The teenager devouring his "quarter pounder" cheeseburger has no idea he is damaging Japan's efforts to achieve greater self-sufficiency in food.

Much of the increased meat consumption, particularly beef, relies on imports.

Japan depends on foreign farmers for almost all its feed grains, 94 percent of its wheat and 95 percent of its soybeans, mostly from the United States.

The only food it has in abundance is rice. Currently almost 7 million tons are going to waste in government warehouses primarily because of a government-subsidized rice production system dating from the Pacific war, which teh authorities dare not scrap in the face of a powerful rural lobby, and a time-honored belief that Japan must keep up its farming capacity.

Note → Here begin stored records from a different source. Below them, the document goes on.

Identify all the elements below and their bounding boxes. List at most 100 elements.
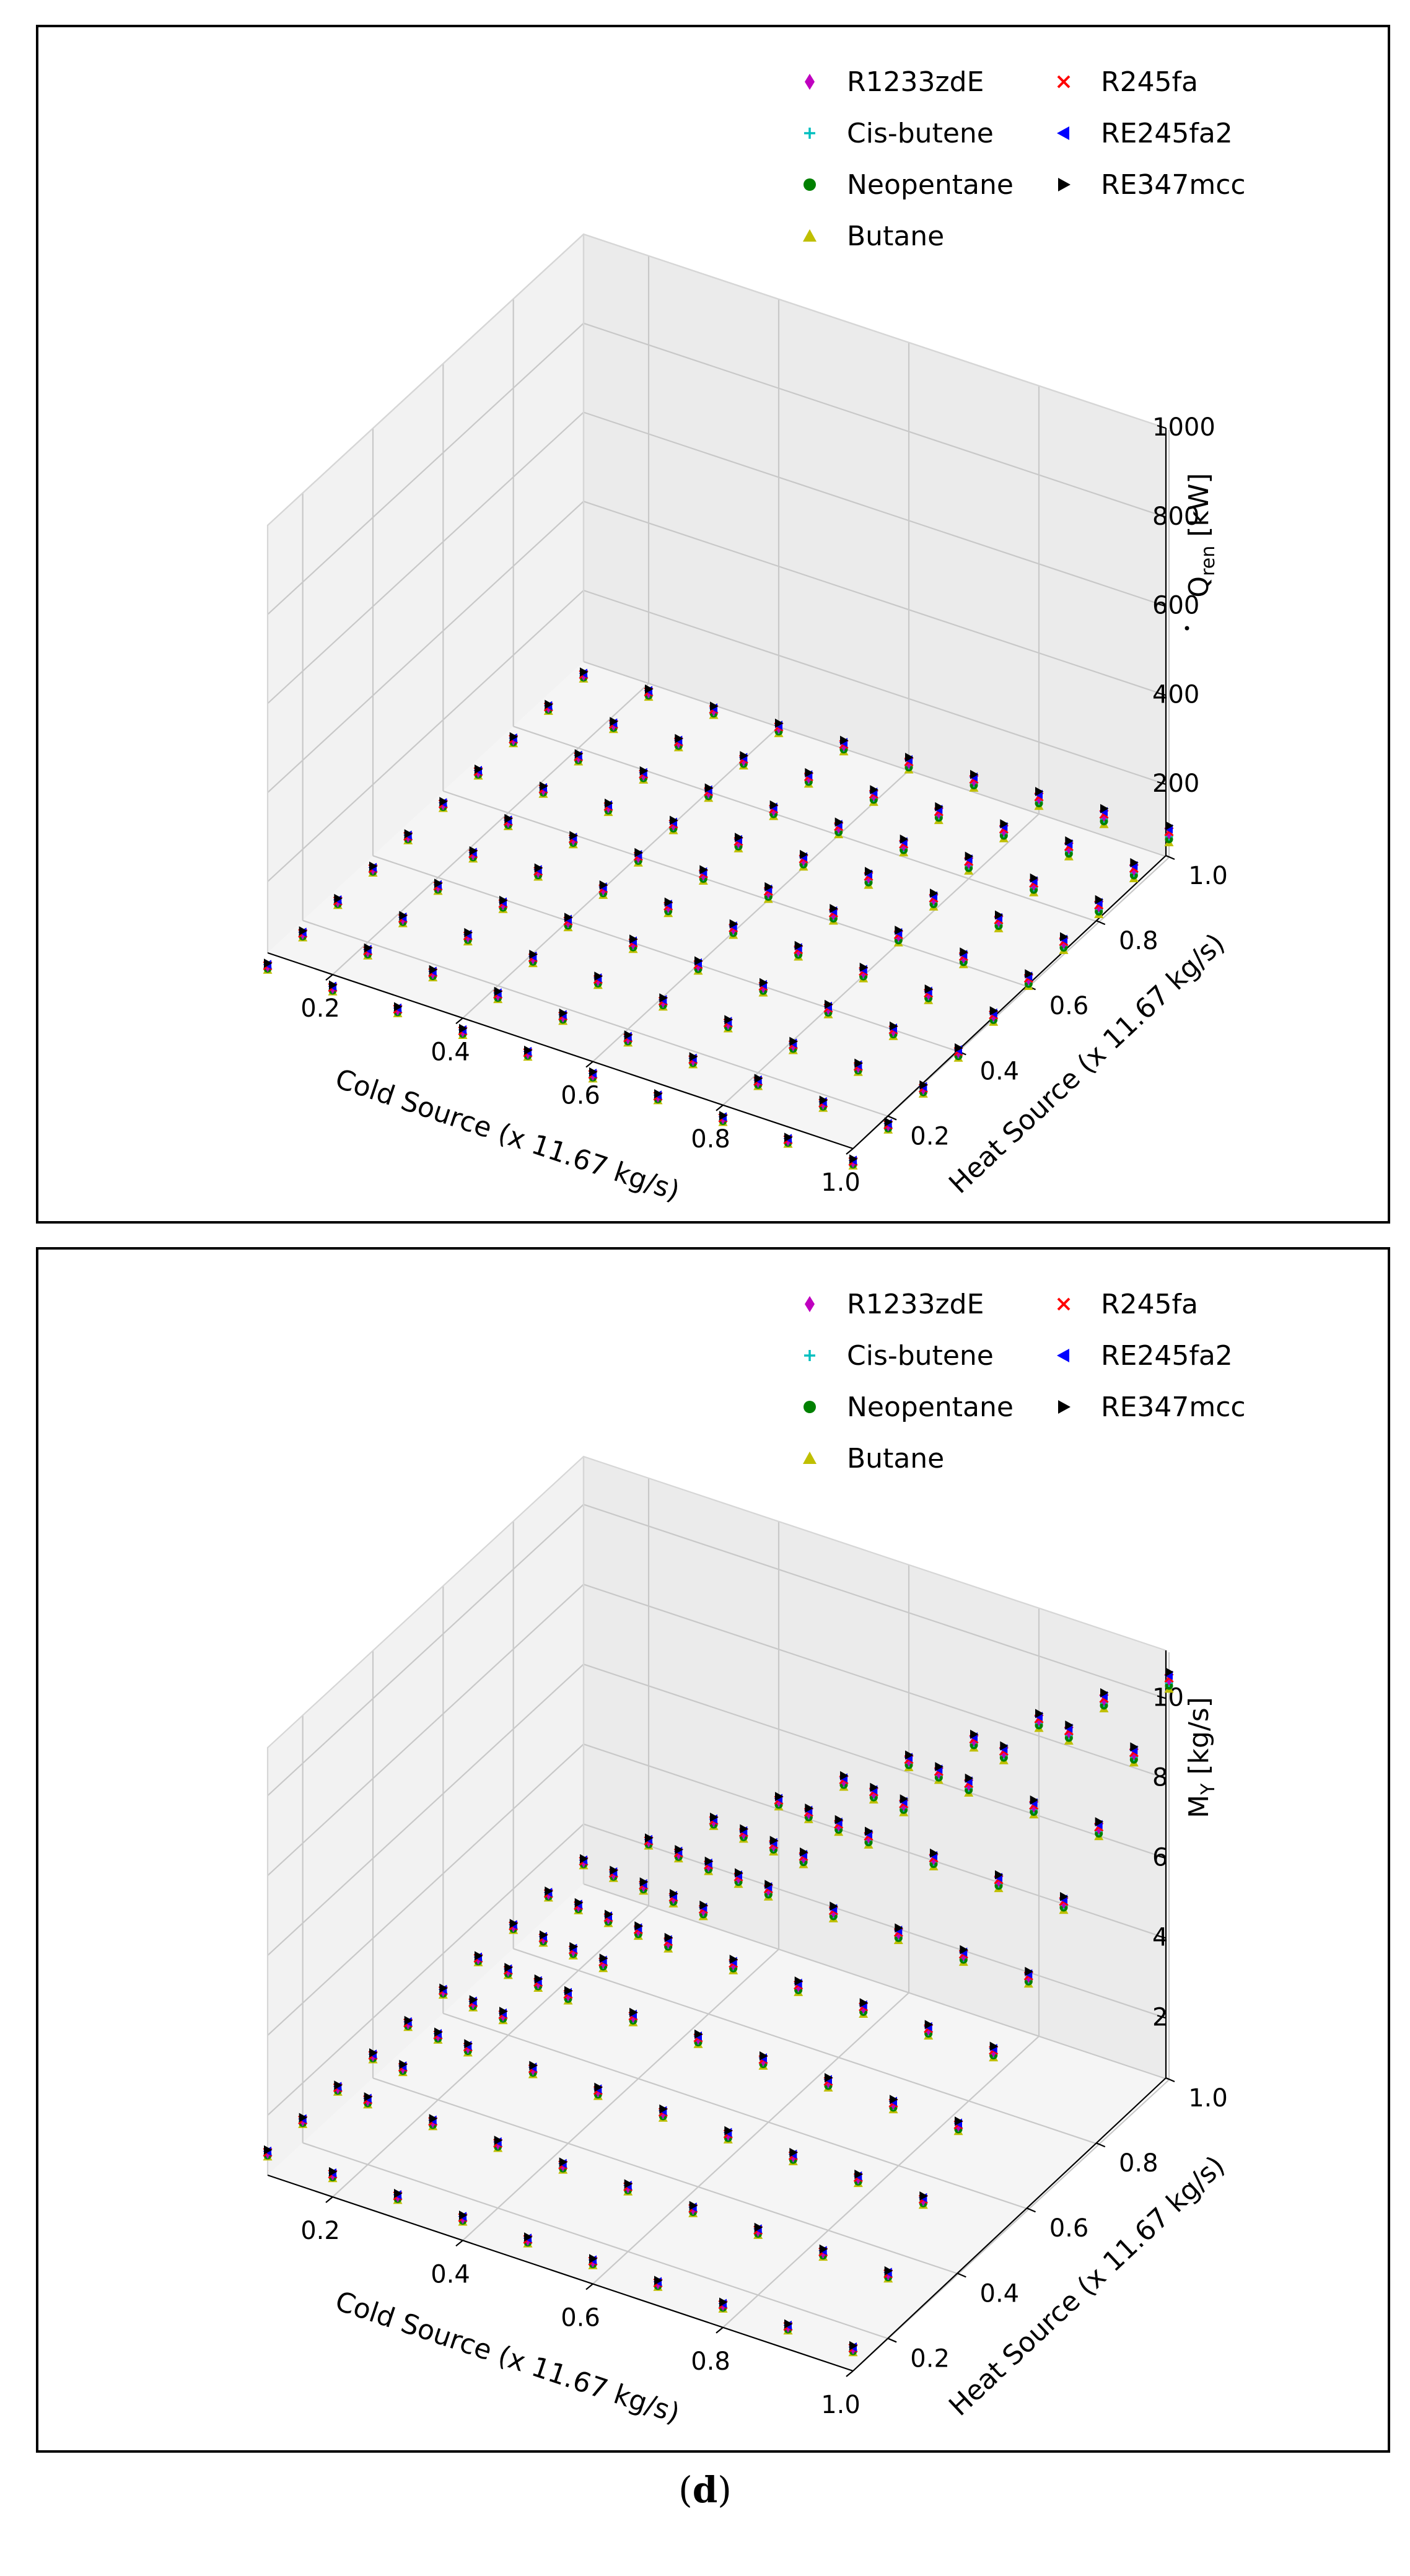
top-point-re347mcc — [710, 701, 719, 711]
top-point-re347mcc — [509, 732, 519, 742]
bottom-point-re347mcc — [834, 1815, 844, 1825]
top-point-re347mcc — [930, 888, 939, 898]
top-point-re347mcc — [870, 785, 878, 795]
bottom-y-tick — [1096, 2142, 1106, 2148]
bottom-point-r1233zde — [935, 1768, 942, 1779]
bottom-point-re347mcc — [884, 2266, 893, 2276]
top-point-re347mcc — [854, 1058, 863, 1068]
bottom-point-re347mcc — [694, 2029, 703, 2039]
bottom-legend-label-re245fa2: RE245fa2 — [1101, 1340, 1233, 1372]
top-point-re347mcc — [659, 993, 668, 1003]
top-tick-labels: 0.2 0.4 0.6 0.8 1.0 0.2 0.4 0.6 0.8 1.0 200 400 600 8… — [300, 413, 1228, 1197]
bottom-point-re347mcc — [580, 1854, 589, 1864]
bottom-z-tick — [1157, 1695, 1167, 1699]
bottom-z-axis-title: MY [kg/s] — [1183, 1697, 1219, 1818]
top-point-re347mcc — [329, 980, 338, 990]
top-grid-x-floor — [722, 813, 1040, 1106]
bottom-point-re347mcc — [689, 2201, 698, 2210]
top-y-axis-line — [852, 855, 1167, 1149]
top-point-re347mcc — [369, 861, 378, 871]
bottom-z-tick — [1157, 1855, 1167, 1859]
bottom-point-re347mcc — [545, 1886, 553, 1896]
top-point-re347mcc — [935, 802, 944, 812]
top-z-tick — [1157, 603, 1167, 607]
bottom-point-re347mcc — [404, 2015, 413, 2025]
top-point-re347mcc — [840, 735, 849, 745]
top-point-re347mcc — [334, 893, 343, 903]
bottom-point-re347mcc — [905, 1750, 914, 1760]
bottom-x-axis-line — [267, 2174, 854, 2372]
top-z-tick — [1157, 781, 1167, 786]
bottom-point-r1233zde — [764, 1885, 772, 1896]
bottom-point-re347mcc — [634, 1921, 643, 1931]
bottom-point-re347mcc — [559, 2157, 568, 2167]
top-z-tick-label: 800 — [1152, 502, 1199, 531]
top-point-re347mcc — [989, 1006, 999, 1016]
bottom-x-tick-label: 0.2 — [300, 2217, 340, 2245]
top-grid-y-floor — [583, 660, 1170, 859]
top-z-tick — [1157, 424, 1167, 429]
top-grid-y-floor — [302, 919, 889, 1117]
top-point-re347mcc — [1030, 873, 1039, 883]
bottom-point-re347mcc — [1035, 1709, 1044, 1719]
top-point-re347mcc — [264, 958, 273, 968]
chart-top-svg: 0.2 0.4 0.6 0.8 1.0 0.2 0.4 0.6 0.8 1.0 200 400 600 8… — [263, 66, 1246, 1207]
top-y-tick — [1096, 920, 1106, 926]
bottom-point-re347mcc — [849, 2341, 858, 2350]
bottom-legend-marker-r245fa — [1057, 1297, 1071, 1311]
top-point-re347mcc — [639, 766, 649, 776]
bottom-point-re347mcc — [859, 1998, 869, 2008]
top-point-re347mcc — [545, 699, 553, 709]
top-point-re347mcc — [1035, 787, 1044, 797]
bottom-z-tick — [1157, 2015, 1167, 2019]
top-legend-label-re347mcc: RE347mcc — [1101, 169, 1246, 201]
top-x-axis-line — [267, 952, 854, 1150]
bottom-grid-x-floor — [592, 1992, 909, 2285]
top-point-re347mcc — [784, 1132, 793, 1142]
bottom-point-re347mcc — [890, 2095, 898, 2105]
bottom-point-re347mcc — [854, 2170, 863, 2179]
bottom-point-re347mcc — [524, 2232, 533, 2242]
bottom-z-tick-label: 2 — [1152, 2003, 1168, 2031]
top-point-re347mcc — [789, 1036, 798, 1046]
bottom-z-tick-label: 4 — [1152, 1923, 1168, 1952]
top-point-re347mcc — [1060, 932, 1069, 942]
bottom-point-re347mcc — [754, 2222, 763, 2232]
bottom-grid-x-floor — [332, 1905, 649, 2197]
top-legend-marker-butane — [803, 229, 817, 242]
bottom-point-re347mcc — [589, 2254, 598, 2264]
bottom-point-re347mcc — [1025, 1966, 1033, 1976]
bottom-point-re347mcc — [469, 1995, 478, 2005]
top-point-re347mcc — [529, 950, 538, 959]
bottom-point-re347mcc — [784, 2319, 793, 2329]
bottom-point-re347mcc — [935, 1762, 944, 1772]
bottom-point-re347mcc — [895, 1923, 903, 1933]
top-point-re347mcc — [794, 940, 804, 950]
top-legend-label-neopentane: Neopentane — [847, 169, 1014, 201]
top-point-re347mcc — [859, 962, 869, 972]
bottom-x-tick-label: 0.4 — [431, 2260, 470, 2289]
top-point-re347mcc — [970, 769, 979, 779]
bottom-x-tick — [455, 2240, 463, 2247]
bottom-point-re347mcc — [1100, 1688, 1109, 1698]
caption-letter: d — [692, 2469, 718, 2511]
bottom-legend-marker-butane — [803, 1452, 817, 1464]
bottom-legend-label-r245fa: R245fa — [1101, 1289, 1198, 1320]
top-y-tick-label: 0.6 — [1049, 992, 1089, 1020]
bottom-point-re347mcc — [605, 1909, 613, 1919]
bottom-point-re347mcc — [800, 1847, 808, 1857]
top-grid-y-floor — [372, 855, 959, 1053]
top-point-re347mcc — [965, 851, 974, 861]
bottom-point-re347mcc — [789, 2147, 798, 2157]
bottom-point-re347mcc — [429, 2114, 438, 2124]
top-point-re347mcc — [740, 751, 748, 761]
top-point-re347mcc — [559, 1008, 568, 1018]
top-y-tick — [887, 1115, 897, 1121]
bottom-legend-label-neopentane: Neopentane — [847, 1391, 1014, 1423]
bottom-point-r1233zde — [970, 1735, 978, 1746]
bottom-point-re347mcc — [369, 2048, 378, 2058]
bottom-point-re347mcc — [930, 1848, 939, 1858]
bottom-point-re347mcc — [740, 1824, 748, 1834]
bottom-legend-label-cis-butene: Cis-butene — [847, 1340, 994, 1372]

Even taking the rice glut into account, Japan is only 34 percent self-sufficient in grain, a cause of growing concern for government planners.

The Ministry of Agriculture reckons the country would need almost double its present farm acreage to solve the problem --restructuring of the mountainous archipelago or removal of a good part of the population of 118 million from current residential land.

The Japanese have watched how the United States has wielded food as a political weapon (the grain embargo against the Soviet Union over its Afghanistan invasion).

No one in Tokyo seriously believes Japan's main supplier would deliberately try and cut off grain shipments. But there is concern about what would happen in the event of world wide shortages.